Jeffrey se incorporó y negó con la cabeza. La circunferencia de la boca de la escopeta era más grande que la de la bala. Una de las cosas más peligrosas que se pueden hacer es, probablemente, cargar una escopeta con una munición que no le corresponde. Los fabricantes comercializan los cartuchos con revestimientos de colores distintos para evitar que eso suceda.

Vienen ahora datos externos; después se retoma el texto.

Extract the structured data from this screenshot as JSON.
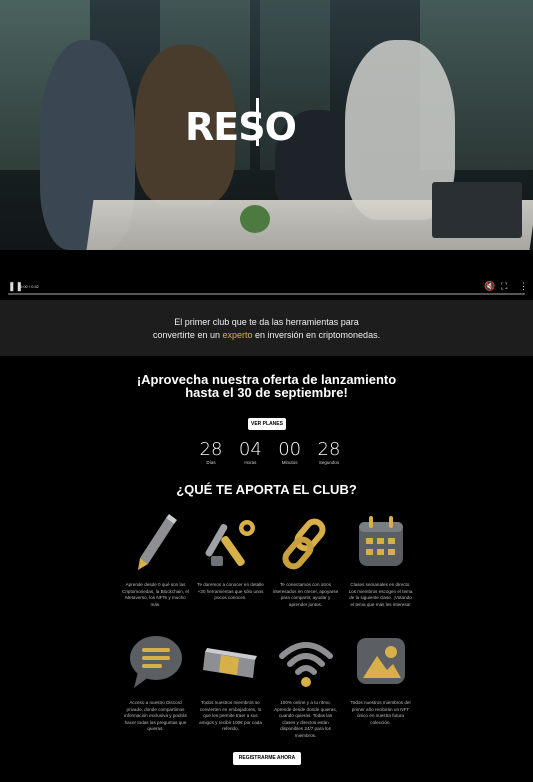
{
  "video": {
    "logo_text": "RESO",
    "time": "0:00 / 0:52",
    "progress": 0.0,
    "controls": [
      "pause-icon",
      "mute-icon",
      "fullscreen-icon",
      "more-icon"
    ]
  },
  "intro": {
    "line1": "El primer club que te da las herramientas para",
    "line2_pre": "convertirte en un ",
    "line2_accent": "experto",
    "line2_post": " en inversión en criptomonedas."
  },
  "offer": {
    "title_line1": "¡Aprovecha nuestra oferta de lanzamiento",
    "title_line2": "hasta el 30 de septiembre!",
    "button": "VER PLANES"
  },
  "countdown": [
    {
      "value": "28",
      "label": "Días"
    },
    {
      "value": "04",
      "label": "Horas"
    },
    {
      "value": "00",
      "label": "Minutos"
    },
    {
      "value": "28",
      "label": "Segundos"
    }
  ],
  "club": {
    "title": "¿QUÉ TE APORTA EL CLUB?",
    "features": [
      {
        "icon": "pencil-icon",
        "text": "Aprende desde 0 qué son las Criptomonedas, la Blockchain, el Metaverso, los NFTs y mucho más."
      },
      {
        "icon": "tools-icon",
        "text": "Te daremos a conocer en detalle +30 herramientas que sólo unos pocos conocen."
      },
      {
        "icon": "chain-link-icon",
        "text": "Te conectamos con otros interesados en crecer, apoyarse para compartir, ayudar y aprender juntos."
      },
      {
        "icon": "calendar-icon",
        "text": "Clases semanales en directo. Los miembros escogen el tema de la siguiente clase. ¡Votando el tema que más les interesa!"
      },
      {
        "icon": "chat-bubble-icon",
        "text": "Acceso a nuestro Discord privado, donde compartimos información exclusiva y podrás hacer todas las preguntas que quieras."
      },
      {
        "icon": "ticket-icon",
        "text": "Todos nuestros miembros se convierten en embajadores, lo que les permite traer a sus amigos y recibir 100€ por cada referido."
      },
      {
        "icon": "wifi-icon",
        "text": "100% online y a tu ritmo. Aprende desde donde quieras, cuando quieras. Todas las clases y directos están disponibles 24/7 para los miembros."
      },
      {
        "icon": "image-icon",
        "text": "Todos nuestros miembros del primer año recibirán un NFT único en nuestra futura colección."
      }
    ],
    "button": "REGISTRARME AHORA"
  },
  "colors": {
    "accent": "#d8b04a",
    "background": "#000000",
    "band": "#1d1d1d"
  }
}
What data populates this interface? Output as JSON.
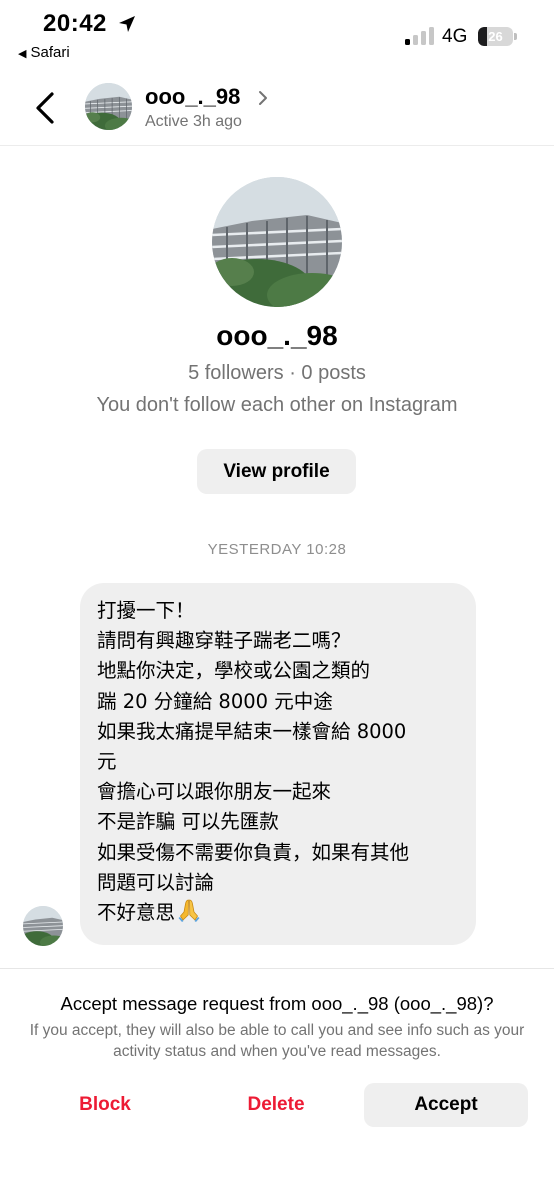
{
  "status_bar": {
    "time": "20:42",
    "back_app": "Safari",
    "network": "4G",
    "battery_level": "26",
    "battery_fraction": 0.26,
    "icons": [
      "location-arrow-icon",
      "signal-bars-icon",
      "battery-icon"
    ]
  },
  "header": {
    "username": "ooo_._98",
    "active_status": "Active 3h ago"
  },
  "profile": {
    "username": "ooo_._98",
    "stats": "5 followers · 0 posts",
    "follow_status": "You don't follow each other on Instagram",
    "view_profile_label": "View profile"
  },
  "conversation": {
    "timestamp": "YESTERDAY 10:28",
    "message_lines": [
      "打擾一下！",
      "請問有興趣穿鞋子踹老二嗎？",
      "地點你決定，學校或公園之類的",
      "踹 20 分鐘給 8000 元中途",
      "如果我太痛提早結束一樣會給 8000",
      "元",
      "會擔心可以跟你朋友一起來",
      "不是詐騙 可以先匯款",
      "如果受傷不需要你負責，如果有其他",
      "問題可以討論",
      "不好意思"
    ],
    "message_end_emoji": "folded-hands-emoji"
  },
  "request": {
    "title": "Accept message request from ooo_._98 (ooo_._98)?",
    "description": "If you accept, they will also be able to call you and see info such as your activity status and when you've read messages.",
    "block_label": "Block",
    "delete_label": "Delete",
    "accept_label": "Accept"
  },
  "colors": {
    "destructive": "#ed1b34",
    "secondary_text": "#737373",
    "bubble_bg": "#efefef",
    "button_bg": "#efefef"
  }
}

– ¿Cuánto hace que estaba en el equipo de tiro al plato? -preguntó Jeffrey.

Frank sacó su cuaderno y buscó entre las páginas.

– Empezó este año. Su compañera de habitación dijo que quería participar en el decatlón.

– ¿Era daltónica? -preguntó Jeffrey.

Era difícil confundir el cartucho amarillo brillante con el verde de calibre veinte.

– Lo comprobaré -dijo Frank, anotándolo.

Jeffrey examinó el extremo del cañón, conteniendo el aliento al mirarlo de cerca.

– Tenía un reductor de tiro al plato -observó.

La obstrucción constreñiría el cañón, por lo que era probable que utilizara un cartucho de menor tamaño.

Jeffrey se puso en pie.

– Esto no me cuadra.

– Mira la pared -dijo Frank.

Jeffrey rodeó un charco de sangre que había junto a la cabecera del sofá para examinar la pared que quedaba detrás del cadáver. La explosión del disparo había destrozado gran parte del cráneo, fragmentando trozos de la cabeza y lanzándolos contra, la pared a gran velocidad.

Jeffrey apretó los ojos. Intentaba distinguir algo entre la sangre y el tejido que se desperdigaba por la pared. Los perdigones de plomo habían dejado algunos agujeros grandes, y alguno había atravesado la pared.

– ¿Algo en la habitación de al lado? -preguntó Jeffrey, pronunciando una breve oración de gracias porque no hubiera nadie en el otro cuarto cuando apretaron el gatillo.